Vous vous souvenez peut-être du film « Spartacus », une adaptation de l’histoire d’un gladiateur/esclave romain qui a dirigé une armée d’esclaves lors d’un soulèvement en 71 avant JC. Ils ont vaincu les légions romaines deux fois, mais ont finalement été conquis par le général Marcus Crassus après une longue siège et bataille. Dans le film, Crassus dit aux mille survivants de l’armée de Spartacus : « Vous avez été des esclaves. Vous serez à nouveau des esclaves. Mais vous serez épargné de votre punition légitime de la crucifixion par la merci des légions romaines. Tout ce que vous avez à faire est de me remettre l’esclave Spartacus, car nous ne le connaissons pas de vue. »
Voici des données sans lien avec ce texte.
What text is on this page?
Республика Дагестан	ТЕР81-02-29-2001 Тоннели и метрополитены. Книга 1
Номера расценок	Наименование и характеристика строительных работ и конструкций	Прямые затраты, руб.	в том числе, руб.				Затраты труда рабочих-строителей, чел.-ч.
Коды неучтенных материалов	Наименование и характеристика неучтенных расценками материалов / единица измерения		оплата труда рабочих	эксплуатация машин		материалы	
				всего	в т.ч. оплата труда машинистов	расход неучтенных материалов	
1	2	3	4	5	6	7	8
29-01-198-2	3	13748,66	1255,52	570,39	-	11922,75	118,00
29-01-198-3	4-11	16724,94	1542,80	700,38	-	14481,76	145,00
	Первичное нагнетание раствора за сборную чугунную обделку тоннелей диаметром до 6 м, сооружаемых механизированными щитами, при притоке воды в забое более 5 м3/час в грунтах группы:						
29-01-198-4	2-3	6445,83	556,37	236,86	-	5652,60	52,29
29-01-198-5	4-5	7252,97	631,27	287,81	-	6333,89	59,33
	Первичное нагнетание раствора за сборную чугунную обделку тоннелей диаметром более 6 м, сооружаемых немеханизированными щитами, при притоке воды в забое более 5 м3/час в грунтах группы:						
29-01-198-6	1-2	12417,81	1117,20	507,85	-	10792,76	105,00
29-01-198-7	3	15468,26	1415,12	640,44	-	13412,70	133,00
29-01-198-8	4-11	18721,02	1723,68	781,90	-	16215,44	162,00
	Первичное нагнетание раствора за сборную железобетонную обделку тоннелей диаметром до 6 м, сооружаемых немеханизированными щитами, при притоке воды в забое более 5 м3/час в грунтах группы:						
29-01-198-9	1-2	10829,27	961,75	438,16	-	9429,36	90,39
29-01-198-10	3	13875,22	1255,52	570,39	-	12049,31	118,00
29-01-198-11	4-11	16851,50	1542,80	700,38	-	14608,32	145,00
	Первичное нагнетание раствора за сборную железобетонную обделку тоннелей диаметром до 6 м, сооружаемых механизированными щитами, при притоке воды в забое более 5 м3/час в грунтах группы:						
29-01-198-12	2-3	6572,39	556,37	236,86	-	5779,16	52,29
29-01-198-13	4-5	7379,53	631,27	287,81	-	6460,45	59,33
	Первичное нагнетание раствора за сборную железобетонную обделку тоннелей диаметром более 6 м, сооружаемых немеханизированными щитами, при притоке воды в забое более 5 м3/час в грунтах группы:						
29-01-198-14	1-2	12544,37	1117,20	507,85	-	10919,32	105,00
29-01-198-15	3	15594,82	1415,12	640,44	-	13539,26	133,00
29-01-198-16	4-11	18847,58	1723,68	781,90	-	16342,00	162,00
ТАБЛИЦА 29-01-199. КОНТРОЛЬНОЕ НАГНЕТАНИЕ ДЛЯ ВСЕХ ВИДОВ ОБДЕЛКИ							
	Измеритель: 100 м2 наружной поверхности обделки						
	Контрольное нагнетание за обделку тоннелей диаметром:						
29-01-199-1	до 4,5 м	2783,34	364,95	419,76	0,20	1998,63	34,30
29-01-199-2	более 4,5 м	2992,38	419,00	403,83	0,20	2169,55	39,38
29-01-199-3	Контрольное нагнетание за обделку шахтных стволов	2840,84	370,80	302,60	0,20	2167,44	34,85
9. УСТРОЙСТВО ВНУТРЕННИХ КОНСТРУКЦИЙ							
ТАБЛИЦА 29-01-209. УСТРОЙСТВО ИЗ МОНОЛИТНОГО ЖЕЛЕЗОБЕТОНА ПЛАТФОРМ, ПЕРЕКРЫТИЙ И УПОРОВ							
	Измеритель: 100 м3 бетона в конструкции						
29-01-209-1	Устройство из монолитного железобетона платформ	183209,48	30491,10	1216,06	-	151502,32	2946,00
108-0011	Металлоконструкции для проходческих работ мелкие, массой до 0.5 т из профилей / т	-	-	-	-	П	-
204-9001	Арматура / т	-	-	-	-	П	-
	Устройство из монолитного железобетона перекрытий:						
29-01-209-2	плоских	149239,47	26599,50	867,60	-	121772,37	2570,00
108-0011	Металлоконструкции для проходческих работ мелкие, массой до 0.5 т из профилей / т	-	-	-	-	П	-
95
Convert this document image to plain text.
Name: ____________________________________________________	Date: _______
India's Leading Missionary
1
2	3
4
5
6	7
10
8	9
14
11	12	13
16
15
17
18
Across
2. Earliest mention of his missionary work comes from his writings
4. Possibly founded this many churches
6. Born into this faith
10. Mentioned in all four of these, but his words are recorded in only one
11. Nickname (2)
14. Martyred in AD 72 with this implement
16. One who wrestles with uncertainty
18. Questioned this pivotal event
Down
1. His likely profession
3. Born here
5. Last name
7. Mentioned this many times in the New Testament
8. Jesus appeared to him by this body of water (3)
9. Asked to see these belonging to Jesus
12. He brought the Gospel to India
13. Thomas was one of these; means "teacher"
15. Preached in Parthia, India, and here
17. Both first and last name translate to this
Après une longue pause, Spartacus (joué par Kirk Douglas) se lève et dit : «Je suis Spartacus». Puis l’homme à côté de lui se lève et dit : «Je suis Spartacus». Le prochain homme se lève et dit également: « Non, je suis Spartacus. » En une minute, tout le monde dans l’armée est debout.

Peu importe que cette histoire soit apocryphe ou non, mais elle démontre une vérité profonde. Chaque homme, en se levant, a choisi la mort. Mais la loyauté de l’armée de Spartacus n’était pas envers Spartacus l’homme. Leur fidélité était à une vision partagée que Spartacus avait inspirée : l’idée qu’ils pourraient être des hommes libres. Cette vision était si convaincante qu’aucun homme ne pouvait supporter de l’abandonner et de retourner à l’esclavage.

Une vision partagée n’est pas une idée. Ce n’est même pas une idée importante comme la liberté. C’est plutôt une force dans le cœur des gens, une force hors du pouvoir impressionnant. Elle peut être inspirée par une idée, mais une fois qu’elle va plus loin, en notant si elle est suffisamment convaincante pour obtenir le soutien de plus qu’une seule personne, alors ce n’est plus une abstraction. C’est palpable. Les gens commencent à la voir comme si elle existait. Peu ou pas de forces dans les affaires humaines sont aussi puissantes qu’une vision partagée.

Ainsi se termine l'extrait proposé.